Speaking of "Soul Train," Dugas, 36, in all her 70s-inspired glory, said as a child she was mesmerized by the "Soul Train" dancers, their funky moves and of course, their bountiful Afros. But her first true inspiration was her mother's, followed by the follicly-famous Angela Davis, Chaka Khan and Diana Ross.
"People think I'm automatically stuck in the 70s," she quipped to The Huffington Post, lounging on a sofa at 48 Lounge, a New York City hot spot. "I am a 70s baby and I love the 70s but I have so many different looks and styles. I'm not just going to walk around in platform shoes or walk around in polyesters. They assume that I'm just, you know," she said, throwing a fist in the air.
Dugas said she submitted her measurements (of her hair!), to the folks over at Guinness after her sister posted a picture of her with a full-blown Afro on Facebook. A friend saw the post and urged her to try out. Which she did. But her initial measurements weren't good enough. A second measurement, though, qualified her. The results were verified and the rest is history.
"My life has changed tremendously. I went from every day going to work, going home to traveling. I've been to London, to D.C., to New York, back home and back to New York. Who knows what else is going to come after this. It's just changed a lot," she said.
Dugas said the newfound fame has definitely broken the monotony of her life as a social worker in Garyville, La., at her family's group home that serves women with developmental disabilities. "The ladies just love the hair," Dugas said of the clients.

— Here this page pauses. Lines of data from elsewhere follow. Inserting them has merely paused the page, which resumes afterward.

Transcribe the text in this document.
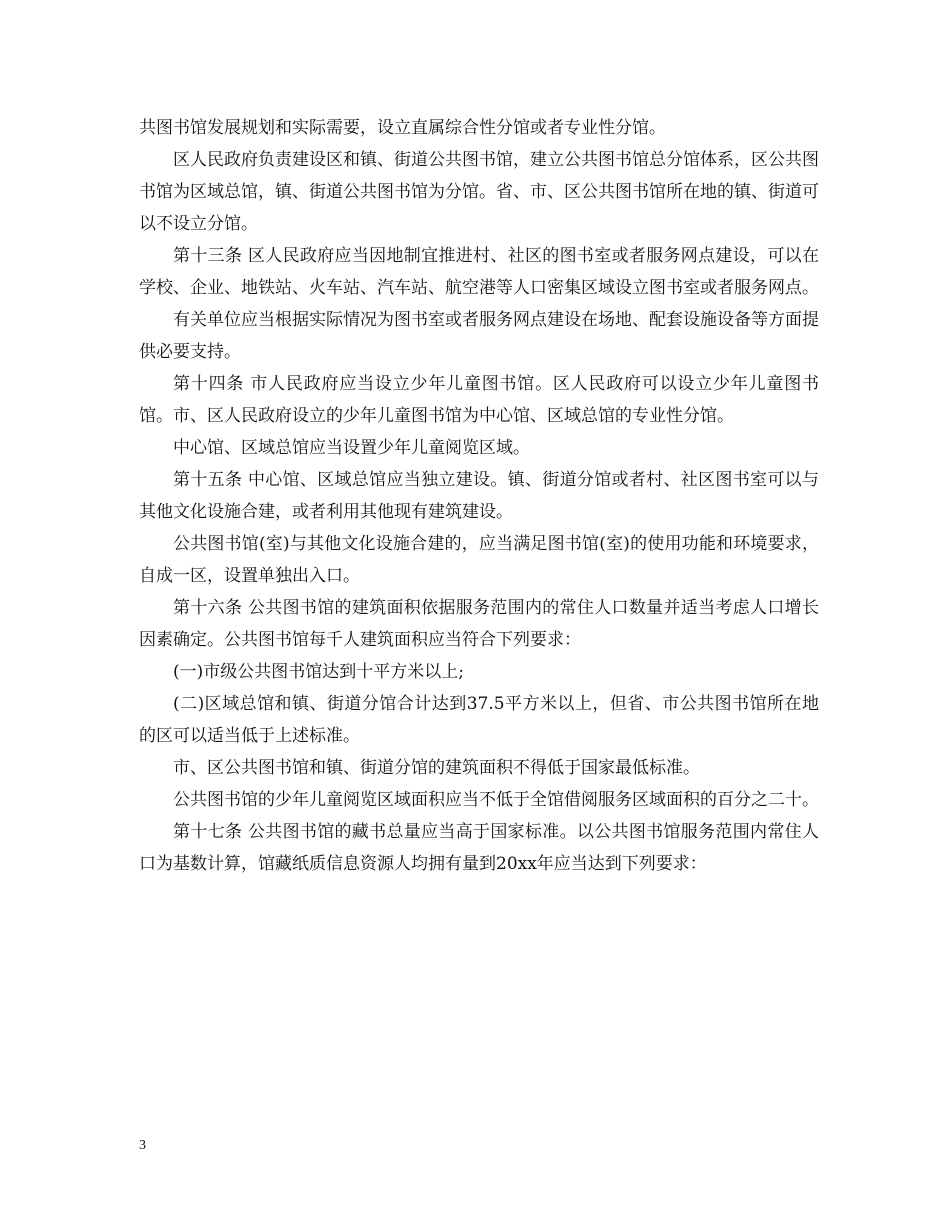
共图书馆发展规划和实际需要，设立直属综合性分馆或者专业性分馆。

区人民政府负责建设区和镇、街道公共图书馆，建立公共图书馆总分馆体系，区公共图书馆为区域总馆，镇、街道公共图书馆为分馆。省、市、区公共图书馆所在地的镇、街道可以不设立分馆。

第十三条 区人民政府应当因地制宜推进村、社区的图书室或者服务网点建设，可以在学校、企业、地铁站、火车站、汽车站、航空港等人口密集区域设立图书室或者服务网点。

有关单位应当根据实际情况为图书室或者服务网点建设在场地、配套设施设备等方面提供必要支持。

第十四条 市人民政府应当设立少年儿童图书馆。区人民政府可以设立少年儿童图书馆。市、区人民政府设立的少年儿童图书馆为中心馆、区域总馆的专业性分馆。

中心馆、区域总馆应当设置少年儿童阅览区域。

第十五条 中心馆、区域总馆应当独立建设。镇、街道分馆或者村、社区图书室可以与其他文化设施合建，或者利用其他现有建筑建设。

公共图书馆(室)与其他文化设施合建的，应当满足图书馆(室)的使用功能和环境要求，自成一区，设置单独出入口。

第十六条 公共图书馆的建筑面积依据服务范围内的常住人口数量并适当考虑人口增长因素确定。公共图书馆每千人建筑面积应当符合下列要求：

(一)市级公共图书馆达到十平方米以上;

(二)区域总馆和镇、街道分馆合计达到37.5平方米以上，但省、市公共图书馆所在地的区可以适当低于上述标准。

市、区公共图书馆和镇、街道分馆的建筑面积不得低于国家最低标准。

公共图书馆的少年儿童阅览区域面积应当不低于全馆借阅服务区域面积的百分之二十。

第十七条 公共图书馆的藏书总量应当高于国家标准。以公共图书馆服务范围内常住人口为基数计算，馆藏纸质信息资源人均拥有量到20xx年应当达到下列要求：

3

Her huge halo of hair has gotten her into a few, shall we say, hairy situations. On the way to New York's 48 Lounge, a man said something dirty and disrespectful about her and her bush. Also, "People like to touch it and pull at it," she said.
"Out of nowhere, people have reached in and just pulled it. And you know my thing is if you ask, you can pat it but don't just yank my head," she said. "I think you should go to jail for that. That's assault!"
Dugas said she's gotten used to all the stares, the people whipping out cell phones and snapping pictures, and of course, the men who find it so groovy that they can't keep their tongues in their mouths.
"Most black men love my hair. They love it. Everybody loves it. Everyone says it is so sexy," she cooed.
And yes, she said, there are a few downsides. An Afro the size of hers makes peripheral vision problematic. It's great during the winter months but it gets crazy hot under there during summer. And she's even gotten it stuck in car doors. She also has a healthy fear of candles, campfires and open flames. (She's working on getting the 'Fro insured.)
But ultimately, the accolades and sometimes unwanted attention is worth it, Dugas said.
She knows the impact her proudly sported Afro could have on all the girls who "have problems with wearing their hair in its natural state," be they little black girls, white girls with poofy hair or sisters in constant battle with their Jew-fro's.
"It's your hair. That's what you were born with," she said. "Whatever kink it is, whatever curl it is, however tight it is or loose it is, you should love it. That's what God gave you and that's what he wanted you to have."